- Status: Active
- Genre: Music Festival (R&B, Soul, Hip-Hop)
- Frequency: Annually (Late Summer from 2025)
- Venue: Discovery Park
- Location: Sacramento, California
- Country: United States
- Years active: 2019–present
- Inaugurated: April 28, 2018
- Founder: Fornati Kumeh, Justin Nordan
- Most recent: August 2023
- Next event: August 15–17, 2025
- Attendance: 46,000 (2023)
- Sponsors: ENT Legends

= Sol Blume =

Music festival in Sacramento, California

Sol Blume is an annual music festival held in Sacramento, California, focusing on R&B, soul, and hip-hop genres. Founded in 2017 by Fornati Kumeh and Justin Nordan, the festival aims to provide a platform for young and upcoming artists from diverse backgrounds.

== History ==
Sol Blume Festival was established in 2018 to provide a platform for R&B, Soul, and Hip Hop music enthusiasts. The inaugural festival took place downtown in Sacramento at Cesar Chavez Plaza on April 28, 2018. Despite being a relatively small-scale event, it attracted 5,800 people. Sol Blume garnered attention for its focus on young and emerging artists, especially women and people of color.

=== 2019 ===
Following the success of its first edition, Sol Blume returned for its second year on Saturday, April 27, 2019. Held again in Downtown Sacramento, the festival expanded its lineup and attracted over 6,500 attendees.

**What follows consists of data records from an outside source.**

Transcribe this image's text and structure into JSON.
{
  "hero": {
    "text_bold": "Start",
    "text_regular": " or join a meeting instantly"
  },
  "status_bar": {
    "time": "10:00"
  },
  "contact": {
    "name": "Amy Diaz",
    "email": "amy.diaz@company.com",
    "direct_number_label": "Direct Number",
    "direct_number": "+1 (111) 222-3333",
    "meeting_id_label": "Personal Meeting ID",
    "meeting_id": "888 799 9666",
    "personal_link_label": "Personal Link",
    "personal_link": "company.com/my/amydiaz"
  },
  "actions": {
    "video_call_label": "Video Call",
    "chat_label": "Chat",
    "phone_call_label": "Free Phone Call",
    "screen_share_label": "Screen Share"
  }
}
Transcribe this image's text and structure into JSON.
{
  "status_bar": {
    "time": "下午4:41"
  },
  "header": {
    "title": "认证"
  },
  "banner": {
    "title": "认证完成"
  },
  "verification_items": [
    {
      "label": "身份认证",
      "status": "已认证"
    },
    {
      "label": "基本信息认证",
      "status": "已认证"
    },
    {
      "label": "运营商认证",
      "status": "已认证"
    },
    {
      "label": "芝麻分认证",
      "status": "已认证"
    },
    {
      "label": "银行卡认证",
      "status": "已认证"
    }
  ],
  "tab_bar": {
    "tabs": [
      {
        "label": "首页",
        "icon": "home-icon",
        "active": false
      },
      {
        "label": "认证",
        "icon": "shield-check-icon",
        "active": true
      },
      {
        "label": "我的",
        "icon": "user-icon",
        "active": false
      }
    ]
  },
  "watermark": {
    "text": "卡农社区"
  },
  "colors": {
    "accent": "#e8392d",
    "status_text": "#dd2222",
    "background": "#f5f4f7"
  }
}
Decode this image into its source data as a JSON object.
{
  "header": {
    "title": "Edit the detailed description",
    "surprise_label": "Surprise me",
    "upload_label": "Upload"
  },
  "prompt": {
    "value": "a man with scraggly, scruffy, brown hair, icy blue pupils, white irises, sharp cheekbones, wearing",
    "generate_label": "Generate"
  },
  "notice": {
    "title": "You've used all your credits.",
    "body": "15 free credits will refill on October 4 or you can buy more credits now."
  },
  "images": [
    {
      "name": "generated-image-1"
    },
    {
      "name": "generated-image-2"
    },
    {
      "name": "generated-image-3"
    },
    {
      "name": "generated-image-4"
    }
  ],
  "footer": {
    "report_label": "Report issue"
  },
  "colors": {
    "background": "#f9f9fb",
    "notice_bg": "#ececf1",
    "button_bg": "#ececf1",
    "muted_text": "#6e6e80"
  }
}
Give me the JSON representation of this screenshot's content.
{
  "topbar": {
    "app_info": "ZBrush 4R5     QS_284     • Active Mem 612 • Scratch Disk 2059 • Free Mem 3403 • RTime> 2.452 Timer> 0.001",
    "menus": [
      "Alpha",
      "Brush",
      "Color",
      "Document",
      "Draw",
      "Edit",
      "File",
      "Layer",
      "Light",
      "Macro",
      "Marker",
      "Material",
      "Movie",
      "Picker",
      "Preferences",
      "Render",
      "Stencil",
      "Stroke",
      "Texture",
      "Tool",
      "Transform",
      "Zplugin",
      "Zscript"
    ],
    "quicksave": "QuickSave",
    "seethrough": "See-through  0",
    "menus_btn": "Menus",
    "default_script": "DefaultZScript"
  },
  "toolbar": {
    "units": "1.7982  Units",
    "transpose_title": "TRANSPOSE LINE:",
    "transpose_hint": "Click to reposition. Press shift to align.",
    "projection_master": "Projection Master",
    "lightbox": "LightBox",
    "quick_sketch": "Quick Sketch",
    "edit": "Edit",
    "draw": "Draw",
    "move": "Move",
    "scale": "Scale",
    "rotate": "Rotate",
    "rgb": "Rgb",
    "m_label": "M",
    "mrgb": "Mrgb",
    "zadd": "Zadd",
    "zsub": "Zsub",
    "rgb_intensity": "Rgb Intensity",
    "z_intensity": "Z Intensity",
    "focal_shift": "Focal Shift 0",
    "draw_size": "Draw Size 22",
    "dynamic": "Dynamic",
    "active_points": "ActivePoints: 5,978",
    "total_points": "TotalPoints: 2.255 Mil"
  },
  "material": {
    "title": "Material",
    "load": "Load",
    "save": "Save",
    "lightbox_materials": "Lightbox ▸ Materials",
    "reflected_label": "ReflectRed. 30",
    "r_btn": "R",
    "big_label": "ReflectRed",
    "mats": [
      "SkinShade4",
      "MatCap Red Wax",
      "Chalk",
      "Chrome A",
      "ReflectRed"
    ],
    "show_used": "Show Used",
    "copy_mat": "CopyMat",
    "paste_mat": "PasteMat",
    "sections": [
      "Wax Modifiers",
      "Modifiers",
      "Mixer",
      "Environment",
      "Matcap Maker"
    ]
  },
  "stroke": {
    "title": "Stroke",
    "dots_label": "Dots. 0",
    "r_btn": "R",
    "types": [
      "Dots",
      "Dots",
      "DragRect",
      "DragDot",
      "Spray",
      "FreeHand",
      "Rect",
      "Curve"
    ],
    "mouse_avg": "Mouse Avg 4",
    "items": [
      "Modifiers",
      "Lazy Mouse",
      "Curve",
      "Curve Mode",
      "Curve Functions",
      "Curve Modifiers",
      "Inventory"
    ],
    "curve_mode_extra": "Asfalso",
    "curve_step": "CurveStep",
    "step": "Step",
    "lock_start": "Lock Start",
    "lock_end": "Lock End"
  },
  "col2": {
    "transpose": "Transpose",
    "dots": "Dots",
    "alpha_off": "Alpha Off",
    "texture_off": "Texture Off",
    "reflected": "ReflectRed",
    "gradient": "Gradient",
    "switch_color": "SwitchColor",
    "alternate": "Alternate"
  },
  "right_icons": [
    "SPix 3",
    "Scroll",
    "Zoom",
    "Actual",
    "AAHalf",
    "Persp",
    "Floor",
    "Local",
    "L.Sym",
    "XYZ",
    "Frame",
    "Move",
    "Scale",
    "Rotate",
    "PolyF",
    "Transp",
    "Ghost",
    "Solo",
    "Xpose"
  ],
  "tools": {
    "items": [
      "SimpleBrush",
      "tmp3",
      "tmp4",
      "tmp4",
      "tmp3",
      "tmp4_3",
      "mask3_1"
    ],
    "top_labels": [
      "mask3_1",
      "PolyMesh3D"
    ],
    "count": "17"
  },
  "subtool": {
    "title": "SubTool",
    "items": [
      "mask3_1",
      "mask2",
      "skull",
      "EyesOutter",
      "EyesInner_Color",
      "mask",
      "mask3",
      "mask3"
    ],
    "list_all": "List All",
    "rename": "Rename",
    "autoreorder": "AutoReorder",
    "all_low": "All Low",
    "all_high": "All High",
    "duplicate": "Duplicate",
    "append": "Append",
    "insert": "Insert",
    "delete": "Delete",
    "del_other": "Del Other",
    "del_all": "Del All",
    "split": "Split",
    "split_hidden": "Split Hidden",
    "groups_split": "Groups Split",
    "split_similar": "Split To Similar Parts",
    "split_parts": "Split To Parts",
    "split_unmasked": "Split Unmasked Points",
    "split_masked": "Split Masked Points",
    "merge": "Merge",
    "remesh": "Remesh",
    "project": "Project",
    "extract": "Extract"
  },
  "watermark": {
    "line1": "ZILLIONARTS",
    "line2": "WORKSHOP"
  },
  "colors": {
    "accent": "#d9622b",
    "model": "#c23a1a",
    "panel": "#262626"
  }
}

Headliners for the 2019 edition included Miguel, Jessie Reyez, Queen Naija, J.I.D, Masego, Tierra Whack, Summer Walker, Kiana Ledé, Snoh Aalegra, and Raveena.

=== 2020–2021 ===
Sol Blume took an hiatus from 2020 to 2021 due to the global lockdowns caused by the outbreak of the COVID-19 pandemic.

=== 2022 ===
After a two-year break, and the exit of Co-Founder Justin Nordan, Sol Blume was scheduled to return to Sacramento for a third year, taking place on Saturday, April 30, 2022, and Sunday, May 1, 2022. The festival changed its location to Discovery Park and expanded its duration to two days. The lineup for the 2022 edition of Sol Blume featured predominantly R&B and soul artists, with headliners such as Jorja Smith, PARTYNEXTDOOR, Alina Baraz, Majid Jordan, SiR, Lucky Daye, Kiana Ledé, dvsn, Fousheé, Jhené Aiko, Summer Walker, Thundercat, Syd, BLST, Smino, Tinashe, and Victoria Monet.

=== 2023 ===
Preparations for the fourth annual Sol Blume festival commenced in 2022 with the organizers announcing the return of the festival on January 17, 2023. However, in March 2023, California experienced the impact of two consecutive atmospheric rivers, resulting in heavy rainfall, snowfall, and powerful winds. The elevated water levels on the Sacramento River surpassed 32 feet, leading to water overflow at the Fremont Weir and into the Yolo Bypass. Due to severe flooding caused by multiple atmospheric rivers in Northern California, Discovery Park experienced significant damage, leading to the postponement of the festival originally scheduled for April 29th and 30th. The decision to reschedule the event to August 19 and 20 was made by City of Sacramento park officials to ensure safety and proper preparation. Despite the challenges posed by the sudden change in plans, the organizers, ENT Legends, adapted and moved the festival to a summer date. The majority of the initially announced lineup remained unchanged, with headliners Brent Faiyaz and Kehlani leading the way. The festival also featured performances by Ella Mai, Jessie Reyez, Isaiah Rashad, Chloe, Joey Bada$$, Pink Sweat$, Nao, Sabrina Claudio, Pink Pantheress, and other artists.

=== 2024–2025 ===
In 2024, Sol Blume marked its return for its fifth anniversary in February of 2024. For the first time, the festival was scheduled to span three days, slated to take place from May 3rd to May 5th, 2024. The 2024 lineup included artists such as SZA, PARTYNEXTDOOR, Snoh Aalegra, Omar Apollo, Pink Pantheress, Kaytranada, Masego, SiR, Wale, Kelela, Ari Lennox, and Doechii. On April 19, 2024, Sol Blume announced that due to ongoing site damage and safety concerns resulting from adverse weather conditions, the 2024 festival could not proceed as planned and was rescheduled to August 15–17, 2025. This adjustment also marks a permanent transition of Sol Blume to late summer, aimed at avoiding weather-related conflicts in the future.